Beyond conflict zones, night vision systems now guide search-and-rescue. Tactical edge computing powers remote healthcare clinics. Autonomous systems developed for military logistics are adapted to solve agricultural labor challenges, with immediate applications in power plants, wind farms, search and rescue operations, and maritime port security.
Healthcare systems, emergency services, and infrastructure operators should prepare for capabilities that will emerge from current defense investments within the next two years, not two decades. The organizations that understand this accelerated timeline will gain significant advantages in solving critical problems.
The technologies being refined under extreme pressure today won’t wait for peacetime to reach the masses. They’re arriving now, designed from the start to serve both military and civilian needs..
Personalized learning meets infinite curiosity
AI has the power to fundamentally change the way that we approach education. Instead of forcing every student through the same system, AI will adapt to how each child thinks.
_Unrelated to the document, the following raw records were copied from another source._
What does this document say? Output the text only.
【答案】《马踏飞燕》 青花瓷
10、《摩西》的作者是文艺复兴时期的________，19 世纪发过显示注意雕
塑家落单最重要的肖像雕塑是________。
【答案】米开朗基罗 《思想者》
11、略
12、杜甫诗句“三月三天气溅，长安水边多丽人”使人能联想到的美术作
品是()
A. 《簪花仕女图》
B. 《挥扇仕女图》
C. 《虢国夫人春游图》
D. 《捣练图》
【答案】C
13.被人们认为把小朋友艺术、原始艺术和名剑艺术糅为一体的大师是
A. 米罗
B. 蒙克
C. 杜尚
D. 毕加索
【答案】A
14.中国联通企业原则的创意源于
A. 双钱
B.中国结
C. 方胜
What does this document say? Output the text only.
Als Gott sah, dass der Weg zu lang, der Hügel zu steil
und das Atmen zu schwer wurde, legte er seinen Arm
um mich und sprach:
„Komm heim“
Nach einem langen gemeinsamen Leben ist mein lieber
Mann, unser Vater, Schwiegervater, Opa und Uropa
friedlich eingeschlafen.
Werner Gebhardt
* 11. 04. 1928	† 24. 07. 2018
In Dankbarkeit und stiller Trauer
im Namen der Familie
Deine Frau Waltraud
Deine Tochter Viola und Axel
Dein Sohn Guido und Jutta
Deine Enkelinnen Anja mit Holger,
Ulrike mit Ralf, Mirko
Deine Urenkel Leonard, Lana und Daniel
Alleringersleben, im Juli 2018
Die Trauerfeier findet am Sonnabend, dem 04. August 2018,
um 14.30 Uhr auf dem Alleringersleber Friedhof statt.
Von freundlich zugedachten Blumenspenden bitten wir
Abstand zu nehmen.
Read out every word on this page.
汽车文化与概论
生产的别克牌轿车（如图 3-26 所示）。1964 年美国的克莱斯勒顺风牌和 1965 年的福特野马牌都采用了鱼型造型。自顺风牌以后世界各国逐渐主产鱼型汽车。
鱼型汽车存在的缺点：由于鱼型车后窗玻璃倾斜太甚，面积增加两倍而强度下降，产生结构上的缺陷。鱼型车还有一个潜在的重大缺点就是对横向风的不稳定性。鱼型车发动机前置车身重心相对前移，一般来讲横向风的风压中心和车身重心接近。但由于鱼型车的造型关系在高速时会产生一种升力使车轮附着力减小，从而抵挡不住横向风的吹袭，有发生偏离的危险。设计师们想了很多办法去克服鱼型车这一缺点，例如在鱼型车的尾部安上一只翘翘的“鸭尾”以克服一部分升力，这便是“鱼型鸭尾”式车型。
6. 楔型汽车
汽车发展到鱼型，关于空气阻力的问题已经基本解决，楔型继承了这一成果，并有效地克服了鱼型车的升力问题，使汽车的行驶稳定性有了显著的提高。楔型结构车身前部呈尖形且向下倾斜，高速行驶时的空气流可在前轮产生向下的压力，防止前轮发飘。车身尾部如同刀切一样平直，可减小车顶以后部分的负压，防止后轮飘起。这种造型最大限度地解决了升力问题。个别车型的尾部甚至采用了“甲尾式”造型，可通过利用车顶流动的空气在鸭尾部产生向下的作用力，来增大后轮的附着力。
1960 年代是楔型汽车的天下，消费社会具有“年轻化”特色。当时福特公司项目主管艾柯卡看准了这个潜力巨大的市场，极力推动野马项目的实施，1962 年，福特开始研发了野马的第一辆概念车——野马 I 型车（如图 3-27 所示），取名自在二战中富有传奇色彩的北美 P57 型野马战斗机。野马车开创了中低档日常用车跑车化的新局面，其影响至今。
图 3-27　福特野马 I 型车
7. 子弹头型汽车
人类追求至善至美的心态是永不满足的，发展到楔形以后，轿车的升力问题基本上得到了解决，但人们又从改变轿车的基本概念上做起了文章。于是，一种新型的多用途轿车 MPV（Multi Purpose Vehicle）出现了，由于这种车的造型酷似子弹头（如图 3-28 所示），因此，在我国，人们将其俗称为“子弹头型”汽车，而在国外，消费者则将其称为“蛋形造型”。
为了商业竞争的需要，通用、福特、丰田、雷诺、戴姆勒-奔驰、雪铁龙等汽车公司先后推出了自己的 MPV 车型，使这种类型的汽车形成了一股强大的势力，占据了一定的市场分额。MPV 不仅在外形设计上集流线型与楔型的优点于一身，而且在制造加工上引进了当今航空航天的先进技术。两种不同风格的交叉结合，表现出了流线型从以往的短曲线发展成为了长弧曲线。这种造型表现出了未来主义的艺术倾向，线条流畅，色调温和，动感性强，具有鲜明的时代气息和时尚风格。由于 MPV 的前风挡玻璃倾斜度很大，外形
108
A student can now access tutoring from an AI system for $4 per month. Khan Academy’s Khanmigo exceeded all projections by 1,400%, reaching 1.4 million students in its first year. Anthropic launched the world’s first nation-wide AI education pilots in Iceland. These aren’t experiments—they’re production systems at scale. This transformation is happening in India, Brazil, and across Africa.
To be clear, teachers are NOT going away. Teachers who use AI tools save an average of 5.9 hours per week, which equates to about six weeks per school year. It’s also allowing educators to reach more students even with tight financial constraints.
In 2026 and beyond, personalized AI tutoring will be as ubiquitous as smartphones. When you use tools to engage curiosity instead of enforcing compliance, when you honor diversity instead of demanding conformity, schools spring to life. And that changes everything.